Global Terrorism Index finds attacks down, but becoming more lethal


The Institute for Economics & Peace’s (IEP) latest Global Terrorism Index (GTI) has found that last year, terrorism resulted in 6 701 deaths – 38% lower than at their peak in 2015 – but the lethality of attacks increased dramatically.

Although the overall death toll from terrorism dropped by 9% in 2022, it is significant to emphasize that this decrease is entirely attributable to the Taliban’s transformation in Afghanistan from a terrorist organization to a state actor. Beyond Afghanistan, terrorism-related fatalities increased by 4%, highlighting the ongoing worldwide problem.

The GTI’s most startling finding is the 26% increase in the deadly nature of terrorist assaults – the first rise in lethality in five years. This emphasizes how terrorist organizations’ strategies have evolved, with ever-worse results. Indeed, the lethality rate of the two deadliest terrorist groups is increasing. Islamic State (IS), the deadliest, saw an increase of 12% to 2.9 deaths per attack, while al-Shabaab’s lethality rate is at its highest level since 2017, increasing by 32% to 2.5 persons per attack.

Islamic State and its affiliates carried out assaults in 21 different nations in 2022, demonstrating the resilience and global reach of these organizations.

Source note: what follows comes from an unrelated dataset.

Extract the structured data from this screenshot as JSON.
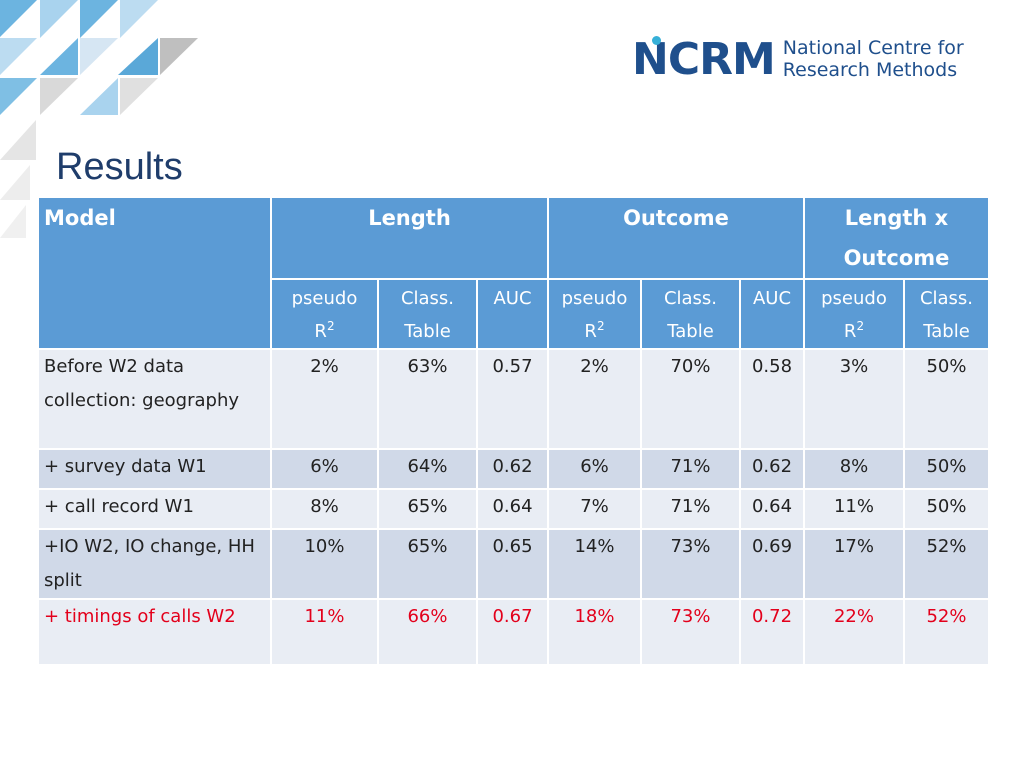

The 2023 edition of the GTI covers 163 nations and approximately 99.7% of the world’s population. Amongst its findings is that deaths have dropped since 2014 and the number of people killed as a result of terrorism has noticeably decreased over time, with Iraq, Syria, and Nigeria recording the largest drops. This decrease illustrates the persistent difficulties in these areas while also showing success in the fight against terrorism.

Fewer countries are losing citizens to terrorism: the number of nations suffering such incidents has decreased as a result of the decline in terrorism-related fatalities. Only 63 nations reported at least one death connected to terrorism in 2019, the lowest number since 2013.

Regional Differences

The effects of terrorism have varied regionally, with some communities seeing improvements and others suffering. Contrasting tendencies have been observed in South Asia, Central America, and the Caribbean, highlighting the complexity of terrorism’s development.

There have been major advancements in the Middle East and North Africa (MENA) region recently, with an 87% drop in deaths connected to terrorism since 2016. Afghanistan, previously the nation most severely affected by terrorism, now serves as a symbol of these constructive changes.

Terrorist activity has shifted its focus in recent years to South Asia and sub-Saharan Africa. Since 2018, these areas have reported more fatalities from terrorism than MENA, reflecting the evolving dynamics of international terrorism.

With 43% of all terrorist deaths worldwide, up 7% from the previous year, the Sahel region remains the global terrorist hotspot. Some of the deadliest and fastest-growing terrorist organizations in the world are based in this region. Many unidentified jihadists are operating in the Sahel – the GTI report found the rise in strikes by unidentified jihadists—whose deaths have increased eightfold since 2017—is a worrying phenomenon. These unidentified terrorists are responsible for 18 times more terrorism-related deaths in the Sahel region.

Climate and ecological factors

The GTI 2023 also emphasizes a connection between terrorism and environmental elements, particularly shocks brought on by climate disasters. The fact that terrorism seems to thrive in nations with deplorable ecological circumstances highlights the intricate relationship between environmental issues and security.

Use of new technology

A serious security issue is posed by the rapid development of drone technology and the use of it by terrorist organizations like IS, Boko Haram, and the Houthis. These organizations are increasingly using drones for a variety of operations, including attacks and surveillance.

The latest Global Terrorism Index, in addition to quantifying the effects of terrorism, offers important insights into the shifting strategies, trends, and difficulties that many countries face internationally. The GTI continues to be an essential tool for policymakers, security specialists, and researchers in the ongoing battle against this danger as terrorism continues to adapt and alter.